Such comments can only be described as a result of a “drug overdose,” the Russian Foreign Ministry’s spokeswoman said
Ukrainian President Vladimir Zelensky has apparently lost touch with reality, Russian Foreign Ministry spokeswoman Maria Zakharova suggested after the Ukrainian President described God as Kiev’s “ally” in the conflict with Moscow.
On Sunday, as Orthodox Christians celebrated Easter, Zelensky issued a video address in which he accused Moscow of “violating all the commandments,” claiming that “God knows it.”
“We believe [that] God … wears a chevron with a Ukrainian flag on his shoulder,” the president stated, referring to the higher power as Kiev’s “ally,” who would guarantee Ukraine victory in the ongoing standoff.

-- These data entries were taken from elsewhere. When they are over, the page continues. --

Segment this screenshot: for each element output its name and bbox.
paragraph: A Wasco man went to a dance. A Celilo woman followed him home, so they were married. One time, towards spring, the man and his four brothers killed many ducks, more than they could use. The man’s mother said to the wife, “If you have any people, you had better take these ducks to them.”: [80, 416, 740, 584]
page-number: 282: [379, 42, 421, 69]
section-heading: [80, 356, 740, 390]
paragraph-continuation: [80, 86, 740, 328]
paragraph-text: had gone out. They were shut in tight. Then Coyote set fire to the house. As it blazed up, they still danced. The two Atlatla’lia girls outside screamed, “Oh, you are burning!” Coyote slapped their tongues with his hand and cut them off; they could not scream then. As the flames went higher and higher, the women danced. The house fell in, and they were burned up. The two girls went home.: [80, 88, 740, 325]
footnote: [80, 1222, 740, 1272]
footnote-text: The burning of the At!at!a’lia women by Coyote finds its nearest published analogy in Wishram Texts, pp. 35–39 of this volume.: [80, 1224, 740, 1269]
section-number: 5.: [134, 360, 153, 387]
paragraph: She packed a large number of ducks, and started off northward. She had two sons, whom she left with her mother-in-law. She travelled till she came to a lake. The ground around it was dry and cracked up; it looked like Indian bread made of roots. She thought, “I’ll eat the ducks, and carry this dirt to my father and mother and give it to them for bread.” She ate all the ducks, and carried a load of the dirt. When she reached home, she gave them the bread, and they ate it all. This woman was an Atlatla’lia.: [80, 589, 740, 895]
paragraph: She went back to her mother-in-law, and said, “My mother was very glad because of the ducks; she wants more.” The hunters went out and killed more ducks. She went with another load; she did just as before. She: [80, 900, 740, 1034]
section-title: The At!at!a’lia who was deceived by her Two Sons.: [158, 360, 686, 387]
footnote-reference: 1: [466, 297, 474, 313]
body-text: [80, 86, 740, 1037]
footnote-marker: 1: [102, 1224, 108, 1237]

Zakharova ridiculed the statement, suggesting it was the result of a “drug overdose.”
“A chevron on God’s [sleeve] is the same story as the rituals of ancient Ukrainians [performed] by them somewhere in Mesopotamia at a time when they discovered America,” the spokeswoman said, apparently referring to some internet memes mocking Kiev’s narratives about the nation’s origins.
Zelensky’s statements came amid the continued retreat of the Ukrainian military in Donbass, amid an ongoing Russian offensive. Earlier on Sunday, the Russian Defense Ministry confirmed that Moscow’s forces had taken control over the village of Ocheretino in the north of the Donetsk People’s Republic – a major logistics hub for Kiev’s troops.
In February, Moscow’s forces liberated the strategic Donbass town of Avdeevka and have been steadily pushing westward ever since, taking control of several smaller settlements in the area.
In April, Russian Defense Minister Sergey Shoigu said that Moscow's troops were firmly in control of the initiative in the conflict, and steadily pushing Kiev’s forces back. Earlier this week, he estimated that the Armed Forces of Ukraine had lost 111,000 this year alone.
Ukraine’s top military commander, General Aleksandr Syrsky, told Kiev’s backers the same month that his nation’s armed forces face a “difficult operational and strategic situation, which has a tendency to get worse.”